The SunSmart Global UV app is available free of charge at both the Apple App and Google Play stores. It provides personalized options so that users can take actions to protect prolonged, excessive UV exposure, a major cause of skin cancer and other UV related diseases. The app allows the inclusion of national and local data streams and adaptation to multiple languages – it is currently available in Chinese, English, French, German, Russian, Dutch and Spanish.
“Evidence shows that overexposure to UV is the major cause of skin cancer. So it’s vital for people to know when and how to protect themselves,” said Dr Maria Neira, WHO Director, Department of Environment, Climate Change and Health. ”We encourage everyone to use the application to protect themselves and their children, and to make this a daily habit.”
Globally, it is estimated that over 1.5 million cases of skin cancer (melanoma and non-melanoma combined) were diagnosed globally in 2020. During the same period, more than 120,000 people across the world lost their lives to this highly preventable disease. One of the main factors contributing to these cancers is excess UV radiation from thinning of the earth’s stratospheric ozone layer resulting from the release of certain manmade chemicals.
Under the international treaty known as the Montreal Protocol, all UN Member States are phasing out the production and consumption of those substances according to a specific timetable. As a result of these continuing efforts, the ozone level is projected to recover by mid-century. In the meantime, individuals need to be particularly cautious to protect themselves from receiving too much UV exposure – this is where the UV app plays an important awareness role.
“The Montreal Protocol protects the stratospheric ozone layer which, in turn, protects human health and the environment by blocking most of sun’s harmful ultraviolet radiation from reaching the earth’s surface. Skin cancer can result from overexposure to the sun, so it is imperative for everyone to remain vigilant and ensure they protect themselves adequately with hats and sunscreen. The SunSmart App is a fantastic UV monitoring tool, and I would encourage everyone to use it,” advises Ms. Meg Seki, Executive Secretary of UNEP’s Ozone Secretariat.

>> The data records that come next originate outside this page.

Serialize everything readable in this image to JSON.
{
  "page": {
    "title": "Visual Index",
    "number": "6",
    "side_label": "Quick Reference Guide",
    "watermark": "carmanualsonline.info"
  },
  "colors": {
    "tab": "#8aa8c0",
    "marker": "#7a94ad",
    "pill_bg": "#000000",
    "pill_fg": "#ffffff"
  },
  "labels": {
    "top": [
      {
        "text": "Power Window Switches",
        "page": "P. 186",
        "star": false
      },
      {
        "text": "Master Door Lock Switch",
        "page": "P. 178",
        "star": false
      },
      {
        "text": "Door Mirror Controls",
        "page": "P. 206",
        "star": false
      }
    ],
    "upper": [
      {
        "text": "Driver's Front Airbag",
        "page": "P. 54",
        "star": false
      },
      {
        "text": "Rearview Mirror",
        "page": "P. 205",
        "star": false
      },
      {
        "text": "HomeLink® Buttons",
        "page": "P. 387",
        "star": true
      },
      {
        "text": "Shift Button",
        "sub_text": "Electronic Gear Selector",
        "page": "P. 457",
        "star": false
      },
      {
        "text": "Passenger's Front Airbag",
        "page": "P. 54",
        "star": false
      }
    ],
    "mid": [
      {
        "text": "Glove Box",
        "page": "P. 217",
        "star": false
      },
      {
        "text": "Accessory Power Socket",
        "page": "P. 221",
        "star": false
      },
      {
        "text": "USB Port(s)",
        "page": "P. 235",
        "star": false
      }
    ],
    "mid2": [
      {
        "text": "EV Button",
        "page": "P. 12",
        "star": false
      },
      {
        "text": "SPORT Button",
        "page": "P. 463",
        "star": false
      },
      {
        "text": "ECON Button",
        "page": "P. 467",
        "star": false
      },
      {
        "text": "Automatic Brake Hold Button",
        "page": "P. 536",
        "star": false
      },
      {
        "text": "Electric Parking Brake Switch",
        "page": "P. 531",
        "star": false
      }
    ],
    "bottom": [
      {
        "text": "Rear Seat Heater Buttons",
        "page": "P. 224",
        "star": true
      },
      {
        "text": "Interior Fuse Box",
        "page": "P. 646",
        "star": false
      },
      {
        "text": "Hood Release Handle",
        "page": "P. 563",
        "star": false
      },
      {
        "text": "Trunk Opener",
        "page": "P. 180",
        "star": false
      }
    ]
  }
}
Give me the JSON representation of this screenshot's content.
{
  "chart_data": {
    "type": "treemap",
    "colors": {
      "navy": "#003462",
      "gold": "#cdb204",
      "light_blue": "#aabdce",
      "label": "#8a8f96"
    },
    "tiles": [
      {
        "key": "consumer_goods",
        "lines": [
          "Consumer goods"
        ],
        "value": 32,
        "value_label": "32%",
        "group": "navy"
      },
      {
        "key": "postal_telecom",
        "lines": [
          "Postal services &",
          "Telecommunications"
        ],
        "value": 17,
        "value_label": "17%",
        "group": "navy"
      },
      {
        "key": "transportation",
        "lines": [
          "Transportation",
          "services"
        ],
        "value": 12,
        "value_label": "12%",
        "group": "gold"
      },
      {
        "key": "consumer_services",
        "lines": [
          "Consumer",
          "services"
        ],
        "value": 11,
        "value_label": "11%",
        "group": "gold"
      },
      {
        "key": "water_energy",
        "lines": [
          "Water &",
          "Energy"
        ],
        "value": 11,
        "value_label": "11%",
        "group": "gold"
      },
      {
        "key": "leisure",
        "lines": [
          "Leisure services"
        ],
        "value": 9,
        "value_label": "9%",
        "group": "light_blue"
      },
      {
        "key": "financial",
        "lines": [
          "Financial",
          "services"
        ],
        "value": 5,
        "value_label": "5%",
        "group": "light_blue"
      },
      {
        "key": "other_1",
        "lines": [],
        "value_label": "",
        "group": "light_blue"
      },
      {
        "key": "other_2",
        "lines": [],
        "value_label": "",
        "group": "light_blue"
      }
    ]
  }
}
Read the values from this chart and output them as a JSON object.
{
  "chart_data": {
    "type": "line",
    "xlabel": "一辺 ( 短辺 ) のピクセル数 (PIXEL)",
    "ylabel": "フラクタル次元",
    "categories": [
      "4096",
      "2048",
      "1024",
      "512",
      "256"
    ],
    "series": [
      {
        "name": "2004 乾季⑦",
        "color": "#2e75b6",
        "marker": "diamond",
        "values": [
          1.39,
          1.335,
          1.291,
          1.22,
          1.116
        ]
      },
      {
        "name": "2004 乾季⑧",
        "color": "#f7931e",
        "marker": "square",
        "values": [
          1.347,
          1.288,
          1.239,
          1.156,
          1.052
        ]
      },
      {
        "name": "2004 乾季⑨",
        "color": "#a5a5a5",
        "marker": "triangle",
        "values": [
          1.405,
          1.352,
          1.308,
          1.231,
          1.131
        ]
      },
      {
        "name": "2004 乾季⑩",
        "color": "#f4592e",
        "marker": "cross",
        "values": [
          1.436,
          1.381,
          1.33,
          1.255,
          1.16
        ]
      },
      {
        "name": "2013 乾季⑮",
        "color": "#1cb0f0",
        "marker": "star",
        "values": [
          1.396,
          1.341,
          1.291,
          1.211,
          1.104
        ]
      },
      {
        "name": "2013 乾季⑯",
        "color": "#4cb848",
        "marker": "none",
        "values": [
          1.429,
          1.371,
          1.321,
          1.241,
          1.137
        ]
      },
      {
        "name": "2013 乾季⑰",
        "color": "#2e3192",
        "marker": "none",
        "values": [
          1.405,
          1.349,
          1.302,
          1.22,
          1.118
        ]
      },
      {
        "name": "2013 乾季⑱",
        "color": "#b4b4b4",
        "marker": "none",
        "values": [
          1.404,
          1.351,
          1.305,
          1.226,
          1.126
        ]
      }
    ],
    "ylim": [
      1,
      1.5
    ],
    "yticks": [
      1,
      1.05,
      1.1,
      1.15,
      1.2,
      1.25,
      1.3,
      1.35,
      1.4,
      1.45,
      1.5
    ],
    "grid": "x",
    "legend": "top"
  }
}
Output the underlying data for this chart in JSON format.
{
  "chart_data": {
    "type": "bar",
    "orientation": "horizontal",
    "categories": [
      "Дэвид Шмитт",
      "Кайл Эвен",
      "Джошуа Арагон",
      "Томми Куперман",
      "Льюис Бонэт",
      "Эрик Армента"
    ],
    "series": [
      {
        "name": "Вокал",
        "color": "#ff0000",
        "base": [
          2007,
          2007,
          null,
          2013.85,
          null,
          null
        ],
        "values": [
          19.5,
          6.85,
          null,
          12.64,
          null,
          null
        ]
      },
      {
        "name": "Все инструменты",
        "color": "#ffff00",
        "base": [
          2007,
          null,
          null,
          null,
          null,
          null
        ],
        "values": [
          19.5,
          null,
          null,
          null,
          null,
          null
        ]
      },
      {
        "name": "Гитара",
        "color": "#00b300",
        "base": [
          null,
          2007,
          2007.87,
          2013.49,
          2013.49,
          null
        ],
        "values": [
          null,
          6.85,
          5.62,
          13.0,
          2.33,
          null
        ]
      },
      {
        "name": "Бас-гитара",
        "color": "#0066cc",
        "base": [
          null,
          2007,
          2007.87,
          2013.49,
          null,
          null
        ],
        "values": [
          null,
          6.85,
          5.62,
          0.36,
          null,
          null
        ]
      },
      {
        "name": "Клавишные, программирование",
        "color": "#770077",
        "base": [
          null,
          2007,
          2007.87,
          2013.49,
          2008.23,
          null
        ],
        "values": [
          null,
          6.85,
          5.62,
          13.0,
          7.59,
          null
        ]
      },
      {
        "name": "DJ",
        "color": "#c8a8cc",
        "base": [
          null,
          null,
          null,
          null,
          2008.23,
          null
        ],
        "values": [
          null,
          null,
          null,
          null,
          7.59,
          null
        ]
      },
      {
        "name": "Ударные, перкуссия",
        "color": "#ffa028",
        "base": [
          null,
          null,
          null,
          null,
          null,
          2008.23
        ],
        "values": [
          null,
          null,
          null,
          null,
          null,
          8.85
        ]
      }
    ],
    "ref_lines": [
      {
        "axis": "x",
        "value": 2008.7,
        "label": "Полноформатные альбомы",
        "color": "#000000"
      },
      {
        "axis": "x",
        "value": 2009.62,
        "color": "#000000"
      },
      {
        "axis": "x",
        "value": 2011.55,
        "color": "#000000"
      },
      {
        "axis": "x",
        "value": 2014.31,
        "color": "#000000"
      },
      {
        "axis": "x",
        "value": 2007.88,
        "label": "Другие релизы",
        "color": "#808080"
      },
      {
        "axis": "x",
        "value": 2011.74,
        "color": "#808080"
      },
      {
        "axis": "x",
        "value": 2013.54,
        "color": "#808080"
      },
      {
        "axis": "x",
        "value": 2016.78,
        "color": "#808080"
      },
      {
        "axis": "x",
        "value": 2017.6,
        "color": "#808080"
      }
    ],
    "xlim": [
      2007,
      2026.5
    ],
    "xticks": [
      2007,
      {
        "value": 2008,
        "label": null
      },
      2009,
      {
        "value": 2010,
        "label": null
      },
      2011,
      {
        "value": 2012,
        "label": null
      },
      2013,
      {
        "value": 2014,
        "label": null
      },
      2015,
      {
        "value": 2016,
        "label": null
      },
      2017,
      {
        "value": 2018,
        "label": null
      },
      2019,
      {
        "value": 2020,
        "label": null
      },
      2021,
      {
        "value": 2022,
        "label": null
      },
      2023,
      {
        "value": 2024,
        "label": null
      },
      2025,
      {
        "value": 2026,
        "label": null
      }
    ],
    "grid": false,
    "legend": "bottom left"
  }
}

Everyone needs some sun, mainly for the production of vitamin D which helps to prevent the development of bone diseases such as rickets, osteomalacia and osteoporosis. But too much sun can be dangerous – and even deadly. The summer months hide real danger.
The UV App has been launched to coincide with the first day of summer in the northern hemisphere. By increasing the public’s awareness and helping to reduce the incidence of skin cancer, this application ultimately supports the achievement of UN Sustainable Development Goal 3, which aims to ensure healthy lives and well-being worldwide by 2030.